Wir wissen heute nicht, was morgen oder übermorgen für normal gehalten wird. Vor nicht allzu langer Zeit galt es noch als abnormal, wenn Männer Männer und Frauen Frauen heiraten. Heute ist das völlig normal und wer sich damit schwer tut, hält besser den Mund. Sonst setzt es einen Shitstorm.

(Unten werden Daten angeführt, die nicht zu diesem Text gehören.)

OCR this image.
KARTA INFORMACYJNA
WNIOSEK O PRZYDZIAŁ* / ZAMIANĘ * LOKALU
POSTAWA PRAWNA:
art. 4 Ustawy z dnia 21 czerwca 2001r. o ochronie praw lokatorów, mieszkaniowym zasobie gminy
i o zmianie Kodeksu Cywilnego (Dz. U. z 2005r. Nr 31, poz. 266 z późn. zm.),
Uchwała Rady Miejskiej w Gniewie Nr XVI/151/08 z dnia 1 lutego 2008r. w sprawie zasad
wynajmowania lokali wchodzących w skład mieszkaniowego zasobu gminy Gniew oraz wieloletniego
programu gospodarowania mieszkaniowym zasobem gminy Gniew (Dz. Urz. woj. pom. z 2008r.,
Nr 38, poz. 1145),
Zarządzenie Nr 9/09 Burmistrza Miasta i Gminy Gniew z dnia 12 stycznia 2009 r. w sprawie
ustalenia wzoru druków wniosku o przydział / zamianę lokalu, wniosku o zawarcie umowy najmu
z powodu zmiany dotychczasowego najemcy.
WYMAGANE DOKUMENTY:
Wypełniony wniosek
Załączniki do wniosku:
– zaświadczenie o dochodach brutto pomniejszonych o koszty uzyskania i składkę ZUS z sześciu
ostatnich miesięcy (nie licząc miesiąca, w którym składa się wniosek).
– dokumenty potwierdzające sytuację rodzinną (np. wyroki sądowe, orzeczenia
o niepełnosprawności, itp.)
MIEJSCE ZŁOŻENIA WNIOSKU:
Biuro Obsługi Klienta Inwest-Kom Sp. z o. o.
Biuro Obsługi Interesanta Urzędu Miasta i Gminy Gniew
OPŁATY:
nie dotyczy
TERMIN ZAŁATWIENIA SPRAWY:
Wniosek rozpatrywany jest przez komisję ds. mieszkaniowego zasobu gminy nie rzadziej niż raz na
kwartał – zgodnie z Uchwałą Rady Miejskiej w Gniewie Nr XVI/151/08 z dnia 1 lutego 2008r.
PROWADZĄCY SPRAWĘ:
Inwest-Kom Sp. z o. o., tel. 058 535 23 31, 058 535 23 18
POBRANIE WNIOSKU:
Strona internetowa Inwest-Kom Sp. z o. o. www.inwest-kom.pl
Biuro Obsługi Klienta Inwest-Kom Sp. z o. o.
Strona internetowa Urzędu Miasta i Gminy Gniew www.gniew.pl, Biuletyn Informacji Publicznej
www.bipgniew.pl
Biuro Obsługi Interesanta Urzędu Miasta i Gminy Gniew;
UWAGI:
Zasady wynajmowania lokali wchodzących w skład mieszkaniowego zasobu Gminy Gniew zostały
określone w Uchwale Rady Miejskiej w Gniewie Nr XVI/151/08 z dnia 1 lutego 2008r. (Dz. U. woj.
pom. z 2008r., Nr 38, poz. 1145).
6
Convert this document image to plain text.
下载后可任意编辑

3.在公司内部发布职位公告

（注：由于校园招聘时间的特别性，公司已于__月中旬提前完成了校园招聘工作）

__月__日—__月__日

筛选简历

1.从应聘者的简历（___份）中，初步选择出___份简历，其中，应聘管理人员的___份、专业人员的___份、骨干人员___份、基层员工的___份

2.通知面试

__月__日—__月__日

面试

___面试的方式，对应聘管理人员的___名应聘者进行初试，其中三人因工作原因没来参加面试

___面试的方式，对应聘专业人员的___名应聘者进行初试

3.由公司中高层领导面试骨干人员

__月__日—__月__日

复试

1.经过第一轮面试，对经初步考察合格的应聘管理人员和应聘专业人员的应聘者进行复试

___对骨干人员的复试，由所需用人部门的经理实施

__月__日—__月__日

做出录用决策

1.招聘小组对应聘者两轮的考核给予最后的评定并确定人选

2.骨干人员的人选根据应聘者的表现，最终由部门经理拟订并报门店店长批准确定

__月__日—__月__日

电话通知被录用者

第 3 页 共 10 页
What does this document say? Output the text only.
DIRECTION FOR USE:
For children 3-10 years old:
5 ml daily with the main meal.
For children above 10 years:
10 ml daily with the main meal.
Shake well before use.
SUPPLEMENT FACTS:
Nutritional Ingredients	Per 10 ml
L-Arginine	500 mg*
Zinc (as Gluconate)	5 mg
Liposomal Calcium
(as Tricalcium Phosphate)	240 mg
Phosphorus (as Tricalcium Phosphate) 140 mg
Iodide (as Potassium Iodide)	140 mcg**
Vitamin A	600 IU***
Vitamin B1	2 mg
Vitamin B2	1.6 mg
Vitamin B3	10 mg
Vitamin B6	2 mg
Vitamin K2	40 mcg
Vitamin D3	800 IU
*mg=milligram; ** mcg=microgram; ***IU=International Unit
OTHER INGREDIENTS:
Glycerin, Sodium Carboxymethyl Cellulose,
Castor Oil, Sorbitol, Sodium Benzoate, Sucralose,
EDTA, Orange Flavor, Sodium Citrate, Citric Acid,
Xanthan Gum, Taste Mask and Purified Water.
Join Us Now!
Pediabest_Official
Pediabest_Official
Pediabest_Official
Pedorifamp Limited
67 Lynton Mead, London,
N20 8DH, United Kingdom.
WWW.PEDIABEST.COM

Wer auf der Höhe der Zeit sein will, hat sich gefälligst auch darum zu bemühen, in Schrift und Sprache der von manchen für schier unerschöpflich gehaltenen Geschlechtervielfalt gerecht zu werden. Beim Gendern genügt längst nicht die Berücksichtigung des biologischen Normalfalles der geschlechtlichen Binärität.

Nichtsdestotrotz können viele, selbst eigentlich Tolerante, bei diesem rasanten Wandel der Normalitäten oft nicht mehr mit. Wenn Männer Misswahlen gewinnen, Frauenparkplätze besetzen, Damensaunen besuchen, Damentoiletten benützen und bei Damensportbewerben antreten dürfen sollen, indem sie sich einfach zu Frauen erklären, dann muss das Kopfschütteln über solche Entwicklungen erlaubt sein.

Wer ist da faschistoid?

Da wir es hier mit einem gesellschaftspolitischen Diskurs zu tun haben, braucht es auch eine politische Heimat für jene, die von der oktroyierten Normalität (noch) nicht überzeugt sind und vielleicht auch niemals zu überzeugen sein werden. Vor allem darf es nicht zur Normalität werden, jedes Infragestellen woker Normalitätsdiktate für prä- oder sonstwie faschistoid zu erklären. Schließlich sind gerade derartige Denkverbote ein Grundprinzip des Faschismus.